SAS Architecture
SAS 9.4 Intelligence Platform
This platform is designed to efficiently access large amounts of data, while simultaneously providing timely intelligence to a large number of users. The platform uses an n-tier architecture that allows you to distribute functionality across compute resources, so that each type of work is performed by the resources most suitable for the job.

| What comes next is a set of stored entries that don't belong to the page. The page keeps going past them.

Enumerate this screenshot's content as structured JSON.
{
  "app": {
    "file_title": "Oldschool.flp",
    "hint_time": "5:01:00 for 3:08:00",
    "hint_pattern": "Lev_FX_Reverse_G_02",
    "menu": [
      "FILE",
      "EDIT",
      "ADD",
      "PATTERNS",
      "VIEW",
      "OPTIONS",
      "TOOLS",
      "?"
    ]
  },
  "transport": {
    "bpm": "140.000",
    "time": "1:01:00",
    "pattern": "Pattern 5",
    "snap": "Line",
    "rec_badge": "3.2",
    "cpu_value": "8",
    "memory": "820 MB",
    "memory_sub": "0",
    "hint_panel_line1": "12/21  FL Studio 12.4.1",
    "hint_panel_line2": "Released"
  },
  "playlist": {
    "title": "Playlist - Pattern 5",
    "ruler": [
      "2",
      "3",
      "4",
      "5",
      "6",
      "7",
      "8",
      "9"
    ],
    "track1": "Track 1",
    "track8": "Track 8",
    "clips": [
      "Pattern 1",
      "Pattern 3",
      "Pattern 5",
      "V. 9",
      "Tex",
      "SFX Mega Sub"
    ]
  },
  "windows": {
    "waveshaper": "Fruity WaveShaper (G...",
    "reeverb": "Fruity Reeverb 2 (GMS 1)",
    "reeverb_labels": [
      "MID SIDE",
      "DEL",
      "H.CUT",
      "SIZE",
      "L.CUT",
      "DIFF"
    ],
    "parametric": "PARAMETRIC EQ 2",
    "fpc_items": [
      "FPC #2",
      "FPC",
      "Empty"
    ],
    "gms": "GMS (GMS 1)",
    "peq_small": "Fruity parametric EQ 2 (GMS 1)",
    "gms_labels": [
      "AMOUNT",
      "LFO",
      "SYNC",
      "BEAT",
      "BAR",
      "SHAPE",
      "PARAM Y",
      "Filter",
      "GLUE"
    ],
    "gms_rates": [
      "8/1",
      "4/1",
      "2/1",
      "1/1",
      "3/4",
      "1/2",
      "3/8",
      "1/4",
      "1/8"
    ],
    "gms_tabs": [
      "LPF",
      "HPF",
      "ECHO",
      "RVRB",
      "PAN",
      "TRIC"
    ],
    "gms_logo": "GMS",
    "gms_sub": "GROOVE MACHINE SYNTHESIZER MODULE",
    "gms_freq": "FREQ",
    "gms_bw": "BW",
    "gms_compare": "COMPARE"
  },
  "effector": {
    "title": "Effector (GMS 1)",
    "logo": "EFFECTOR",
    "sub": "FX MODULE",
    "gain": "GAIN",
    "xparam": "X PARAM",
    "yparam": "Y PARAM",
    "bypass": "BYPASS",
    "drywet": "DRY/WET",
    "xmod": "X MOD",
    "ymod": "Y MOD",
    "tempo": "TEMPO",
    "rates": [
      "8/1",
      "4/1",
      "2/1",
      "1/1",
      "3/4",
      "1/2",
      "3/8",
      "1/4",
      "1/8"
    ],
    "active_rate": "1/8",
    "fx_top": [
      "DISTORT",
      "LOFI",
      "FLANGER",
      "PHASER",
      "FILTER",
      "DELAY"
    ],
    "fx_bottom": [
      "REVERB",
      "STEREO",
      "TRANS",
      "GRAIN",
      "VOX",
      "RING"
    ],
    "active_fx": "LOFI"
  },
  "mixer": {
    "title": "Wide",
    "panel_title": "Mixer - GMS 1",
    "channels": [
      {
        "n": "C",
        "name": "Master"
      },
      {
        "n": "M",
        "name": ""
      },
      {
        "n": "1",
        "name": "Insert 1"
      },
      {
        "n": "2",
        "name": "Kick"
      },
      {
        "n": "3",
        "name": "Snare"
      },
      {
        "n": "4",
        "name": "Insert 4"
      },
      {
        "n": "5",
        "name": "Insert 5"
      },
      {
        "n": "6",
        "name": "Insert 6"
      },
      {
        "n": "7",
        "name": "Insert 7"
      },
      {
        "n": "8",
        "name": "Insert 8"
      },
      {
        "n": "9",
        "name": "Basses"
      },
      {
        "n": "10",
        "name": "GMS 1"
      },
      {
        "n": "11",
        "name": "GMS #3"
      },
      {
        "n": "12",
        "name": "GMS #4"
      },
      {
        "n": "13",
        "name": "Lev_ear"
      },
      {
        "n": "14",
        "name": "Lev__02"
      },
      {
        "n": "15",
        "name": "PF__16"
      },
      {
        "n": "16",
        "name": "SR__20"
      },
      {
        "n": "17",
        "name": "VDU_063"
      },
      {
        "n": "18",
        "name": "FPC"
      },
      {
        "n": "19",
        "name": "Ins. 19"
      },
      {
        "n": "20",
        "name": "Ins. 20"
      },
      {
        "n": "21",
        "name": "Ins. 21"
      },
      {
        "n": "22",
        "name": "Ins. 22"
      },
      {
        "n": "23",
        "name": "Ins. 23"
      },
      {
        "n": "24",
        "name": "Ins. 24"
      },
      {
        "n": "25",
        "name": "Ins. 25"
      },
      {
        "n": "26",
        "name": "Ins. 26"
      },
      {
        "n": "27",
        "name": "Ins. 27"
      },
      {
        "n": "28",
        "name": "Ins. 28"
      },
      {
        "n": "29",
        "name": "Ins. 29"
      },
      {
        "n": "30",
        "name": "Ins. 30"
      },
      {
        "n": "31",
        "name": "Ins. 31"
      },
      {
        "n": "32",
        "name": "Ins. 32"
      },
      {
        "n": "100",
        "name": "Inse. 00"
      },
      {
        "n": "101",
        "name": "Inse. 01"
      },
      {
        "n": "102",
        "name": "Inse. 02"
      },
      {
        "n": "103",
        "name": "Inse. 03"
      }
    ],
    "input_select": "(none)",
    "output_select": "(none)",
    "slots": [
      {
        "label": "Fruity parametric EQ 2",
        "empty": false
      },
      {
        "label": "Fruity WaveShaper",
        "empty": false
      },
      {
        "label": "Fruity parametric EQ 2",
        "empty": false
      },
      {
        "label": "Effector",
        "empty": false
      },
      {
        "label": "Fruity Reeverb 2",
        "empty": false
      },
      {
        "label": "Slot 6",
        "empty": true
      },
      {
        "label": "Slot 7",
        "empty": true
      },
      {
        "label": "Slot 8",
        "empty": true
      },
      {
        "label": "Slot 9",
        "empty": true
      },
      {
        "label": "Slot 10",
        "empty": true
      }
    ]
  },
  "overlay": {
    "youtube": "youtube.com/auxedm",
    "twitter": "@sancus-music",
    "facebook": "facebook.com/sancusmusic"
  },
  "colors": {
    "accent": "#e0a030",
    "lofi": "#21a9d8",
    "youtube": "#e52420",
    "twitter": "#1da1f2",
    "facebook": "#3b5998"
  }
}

This architecture consists of the following four tiers:
-
Data sources that store customers enterprise data
-
SAS servers that perform SAS processing on enterprise data
-
Middle tier that enables users to access intelligence data and functionality through a web browser, and provides shared services used by the platform’s applications
-
Client tier that provides desktop access to intelligence data and functionality through easy-to-use interfaces
Figure 1: SAS 9.4 Intelligence Platform Architecture
SAS 9.4 Grid
The SAS grid computing environment uses SAS Grid Manager to distribute SAS computing tasks among multiple computers on a network. Workload distribution enables the following functionality:
-
Workload balancing allows multiple users in a SAS environment to distribute workloads to a shared pool of resources.
-
Accelerated processing allows users to distribute subtasks of individual SAS jobs to a shared pool of resources.
-
Scheduling jobs allows users to schedule automatically routed tasks to the shared resource pool.
SAS Viya
SAS Viya is a cloud-enabled, in-memory analytics engine that provides quick, accurate and reliable analytical insights. Elastic, scalable, and fault-tolerant processing addresses complex analytical challenges while effortlessly scaling for future use cases. SAS Viya has the following benefits:
-
SAS Viya provides distributed analytical in-memory calculations that are optimized for unconstrained environments and automatically adjust in constrained environments.
-
SAS Viya supports a standardized code base that enables programming in SAS and other languages like Python, R, Java, and Lua.
-
SAS Viya is highly available with distributed processing crafted to handle multiple users distributing operations across the cores of a single server, or nodes of massive compute clusters.